Kendi hayatımızla temas kurmalıyız.
Jon Kabat-Zinn
Olumsuz yargılar ise; kötü, yanlış, değersiz, kabul edilemez, sıradan, yetersiz, çok, çirkin, dolu, ahlaksız, eksik, dağınıktır.
Peki bu otomatik pilotları nasıl kıracağız? Otomatik pilotu kırabilmek için önce fark etmeliyiz. Bunun için “Neden? Niçin? Nasıl” sorularından uzaklaşmamız gerekiyor. Otomatik pilotu kırabilmek, yargısız bakabilmeyi başardığımızda başlayacaktır. Yaşantıları deneyimlemek, gözlemlemek ve onlara hoş geldin diyebilmek farkındalığımızı artıracak ve otomatik pilotlardan bizi uzaklaştırarak an’da kalabilmemizi sağlayacaktır.
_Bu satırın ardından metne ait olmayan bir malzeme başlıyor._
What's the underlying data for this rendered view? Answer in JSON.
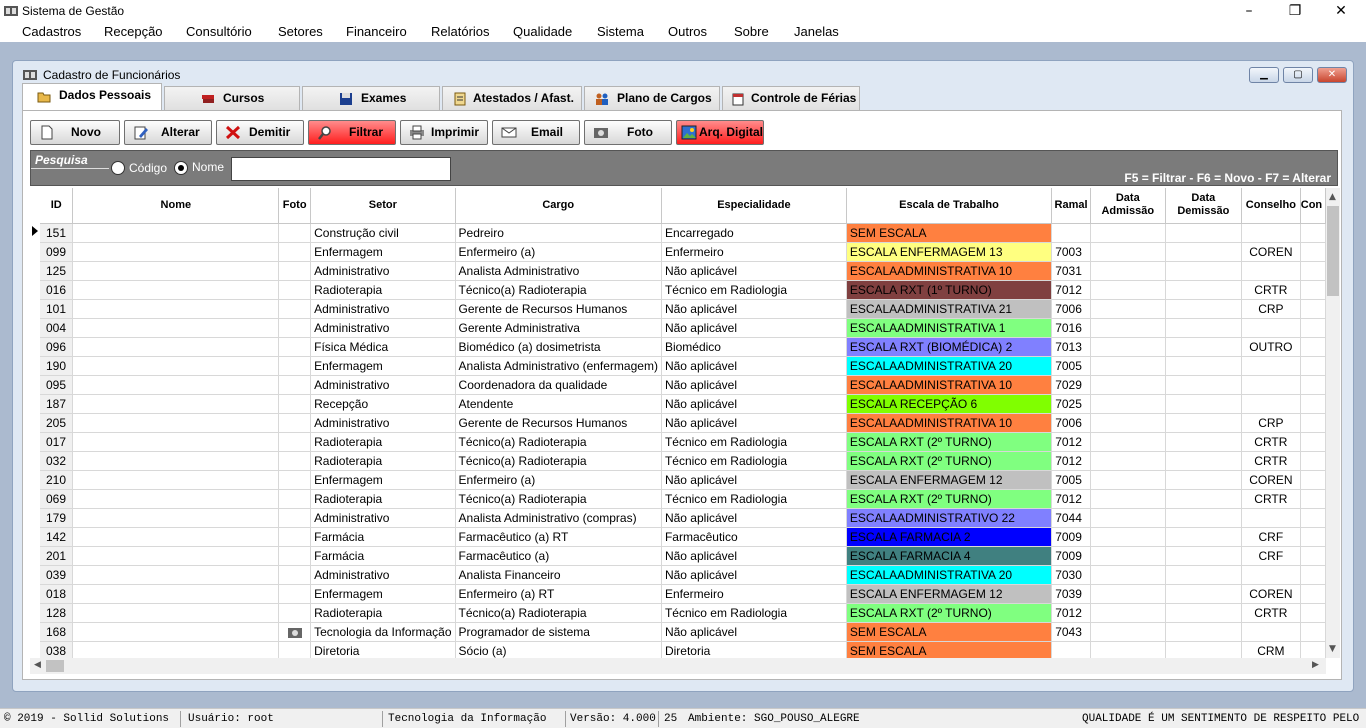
{
  "app": {
    "title": "Sistema de Gestão"
  },
  "menu": [
    "Cadastros",
    "Recepção",
    "Consultório",
    "Setores",
    "Financeiro",
    "Relatórios",
    "Qualidade",
    "Sistema",
    "Outros",
    "Sobre",
    "Janelas"
  ],
  "window": {
    "title": "Cadastro de Funcionários"
  },
  "tabs": [
    {
      "label": "Dados Pessoais",
      "icon": "folder-icon"
    },
    {
      "label": "Cursos",
      "icon": "books-icon"
    },
    {
      "label": "Exames",
      "icon": "disk-icon"
    },
    {
      "label": "Atestados / Afast.",
      "icon": "clipboard-icon"
    },
    {
      "label": "Plano de Cargos",
      "icon": "people-icon"
    },
    {
      "label": "Controle de Férias",
      "icon": "calendar-icon"
    }
  ],
  "toolbar": {
    "novo": "Novo",
    "alterar": "Alterar",
    "demitir": "Demitir",
    "filtrar": "Filtrar",
    "imprimir": "Imprimir",
    "email": "Email",
    "foto": "Foto",
    "arq": "Arq. Digital"
  },
  "search": {
    "tab": "Pesquisa",
    "codigo": "Código",
    "nome": "Nome",
    "value": "",
    "hint": "F5 = Filtrar  -  F6 = Novo  -  F7 = Alterar"
  },
  "columns": [
    "ID",
    "Nome",
    "Foto",
    "Setor",
    "Cargo",
    "Especialidade",
    "Escala de Trabalho",
    "Ramal",
    "Data Admissão",
    "Data Demissão",
    "Conselho",
    "Con"
  ],
  "rows": [
    {
      "id": "151",
      "setor": "Construção civil",
      "cargo": "Pedreiro",
      "esp": "Encarregado",
      "escala": "SEM ESCALA",
      "color": "#ff8040",
      "ramal": "",
      "conselho": ""
    },
    {
      "id": "099",
      "setor": "Enfermagem",
      "cargo": "Enfermeiro (a)",
      "esp": "Enfermeiro",
      "escala": "ESCALA ENFERMAGEM 13",
      "color": "#ffff80",
      "ramal": "7003",
      "conselho": "COREN"
    },
    {
      "id": "125",
      "setor": "Administrativo",
      "cargo": "Analista Administrativo",
      "esp": "Não aplicável",
      "escala": "ESCALAADMINISTRATIVA 10",
      "color": "#ff8040",
      "ramal": "7031",
      "conselho": ""
    },
    {
      "id": "016",
      "setor": "Radioterapia",
      "cargo": "Técnico(a) Radioterapia",
      "esp": "Técnico em Radiologia",
      "escala": "ESCALA RXT (1º TURNO)",
      "color": "#804040",
      "ramal": "7012",
      "conselho": "CRTR"
    },
    {
      "id": "101",
      "setor": "Administrativo",
      "cargo": "Gerente de Recursos Humanos",
      "esp": "Não aplicável",
      "escala": "ESCALAADMINISTRATIVA 21",
      "color": "#c0c0c0",
      "ramal": "7006",
      "conselho": "CRP"
    },
    {
      "id": "004",
      "setor": "Administrativo",
      "cargo": "Gerente Administrativa",
      "esp": "Não aplicável",
      "escala": "ESCALAADMINISTRATIVA 1",
      "color": "#80ff80",
      "ramal": "7016",
      "conselho": ""
    },
    {
      "id": "096",
      "setor": "Física Médica",
      "cargo": "Biomédico (a) dosimetrista",
      "esp": "Biomédico",
      "escala": "ESCALA RXT (BIOMÉDICA) 2",
      "color": "#8080ff",
      "ramal": "7013",
      "conselho": "OUTRO"
    },
    {
      "id": "190",
      "setor": "Enfermagem",
      "cargo": "Analista Administrativo (enfermagem)",
      "esp": "Não aplicável",
      "escala": "ESCALAADMINISTRATIVA 20",
      "color": "#00ffff",
      "ramal": "7005",
      "conselho": ""
    },
    {
      "id": "095",
      "setor": "Administrativo",
      "cargo": "Coordenadora da qualidade",
      "esp": "Não aplicável",
      "escala": "ESCALAADMINISTRATIVA 10",
      "color": "#ff8040",
      "ramal": "7029",
      "conselho": ""
    },
    {
      "id": "187",
      "setor": "Recepção",
      "cargo": "Atendente",
      "esp": "Não aplicável",
      "escala": "ESCALA RECEPÇÃO 6",
      "color": "#80ff00",
      "ramal": "7025",
      "conselho": ""
    },
    {
      "id": "205",
      "setor": "Administrativo",
      "cargo": "Gerente de Recursos Humanos",
      "esp": "Não aplicável",
      "escala": "ESCALAADMINISTRATIVA 10",
      "color": "#ff8040",
      "ramal": "7006",
      "conselho": "CRP"
    },
    {
      "id": "017",
      "setor": "Radioterapia",
      "cargo": "Técnico(a) Radioterapia",
      "esp": "Técnico em Radiologia",
      "escala": "ESCALA RXT (2º TURNO)",
      "color": "#80ff80",
      "ramal": "7012",
      "conselho": "CRTR"
    },
    {
      "id": "032",
      "setor": "Radioterapia",
      "cargo": "Técnico(a) Radioterapia",
      "esp": "Técnico em Radiologia",
      "escala": "ESCALA RXT (2º TURNO)",
      "color": "#80ff80",
      "ramal": "7012",
      "conselho": "CRTR"
    },
    {
      "id": "210",
      "setor": "Enfermagem",
      "cargo": "Enfermeiro (a)",
      "esp": "Não aplicável",
      "escala": "ESCALA ENFERMAGEM 12",
      "color": "#c0c0c0",
      "ramal": "7005",
      "conselho": "COREN"
    },
    {
      "id": "069",
      "setor": "Radioterapia",
      "cargo": "Técnico(a) Radioterapia",
      "esp": "Técnico em Radiologia",
      "escala": "ESCALA RXT (2º TURNO)",
      "color": "#80ff80",
      "ramal": "7012",
      "conselho": "CRTR"
    },
    {
      "id": "179",
      "setor": "Administrativo",
      "cargo": "Analista Administrativo (compras)",
      "esp": "Não aplicável",
      "escala": "ESCALAADMINISTRATIVO 22",
      "color": "#8080ff",
      "ramal": "7044",
      "conselho": ""
    },
    {
      "id": "142",
      "setor": "Farmácia",
      "cargo": "Farmacêutico (a) RT",
      "esp": "Farmacêutico",
      "escala": "ESCALA FARMACIA 2",
      "color": "#0000ff",
      "ramal": "7009",
      "conselho": "CRF"
    },
    {
      "id": "201",
      "setor": "Farmácia",
      "cargo": "Farmacêutico (a)",
      "esp": "Não aplicável",
      "escala": "ESCALA FARMACIA 4",
      "color": "#408080",
      "ramal": "7009",
      "conselho": "CRF"
    },
    {
      "id": "039",
      "setor": "Administrativo",
      "cargo": "Analista Financeiro",
      "esp": "Não aplicável",
      "escala": "ESCALAADMINISTRATIVA 20",
      "color": "#00ffff",
      "ramal": "7030",
      "conselho": ""
    },
    {
      "id": "018",
      "setor": "Enfermagem",
      "cargo": "Enfermeiro (a) RT",
      "esp": "Enfermeiro",
      "escala": "ESCALA ENFERMAGEM 12",
      "color": "#c0c0c0",
      "ramal": "7039",
      "conselho": "COREN"
    },
    {
      "id": "128",
      "setor": "Radioterapia",
      "cargo": "Técnico(a) Radioterapia",
      "esp": "Técnico em Radiologia",
      "escala": "ESCALA RXT (2º TURNO)",
      "color": "#80ff80",
      "ramal": "7012",
      "conselho": "CRTR"
    },
    {
      "id": "168",
      "setor": "Tecnologia da Informação",
      "cargo": "Programador de sistema",
      "esp": "Não aplicável",
      "escala": "SEM ESCALA",
      "color": "#ff8040",
      "ramal": "7043",
      "conselho": "",
      "foto": true
    },
    {
      "id": "038",
      "setor": "Diretoria",
      "cargo": "Sócio (a)",
      "esp": "Diretoria",
      "escala": "SEM ESCALA",
      "color": "#ff8040",
      "ramal": "",
      "conselho": "CRM"
    }
  ],
  "status": {
    "copyright": "© 2019 - Sollid Solutions",
    "user": "Usuário: root",
    "sector": "Tecnologia da Informação",
    "version": "Versão: 4.000",
    "count": "25",
    "env": "Ambiente: SGO_POUSO_ALEGRE",
    "motto": "QUALIDADE É UM SENTIMENTO DE RESPEITO PELO PRÓX"
  }
}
An’da Kalabildiğimizde Neler Oluyor?
“An’da kalmak” öğrenilebilen ve geliştirilebilen bir yetenektir. Bu yeteneğin gelişmesi ile yargı ve yorumlardan özgür olarak deneyimleri direk algılama becerisi ve kelimelerin ötesindeki yaşama odaklanarak gözlemleyebilme yetisi gelişir. An’da kalma tekniklerini kullanmanın beden sağlığı üzerinde olumlu etkileri vardır. Bağışıklık sistemine destek olur ve streste azalma, yeme, uyku alışkanlıklarında düzelme, kronik hastalıkların iyileşmesinde artış görülür. Santral sinir sistemi ve otonom sinir sistemi ile olumlu etkileşim, ilaç kullanımında azalma gibi yararları da bulunur. İnsana sağladığı en önemli yarar, kişinin gelişen farkındalık ve otomatikleşen zihinsel süreçleri gözlemleyip bu döngüleri kırabilmesi, hem kendisi hem de çevresi ile sevgi dolu ve uyumlu bir iletişim kurmasını sağlamasıdır. Kişi kabul sürecini deneyimler.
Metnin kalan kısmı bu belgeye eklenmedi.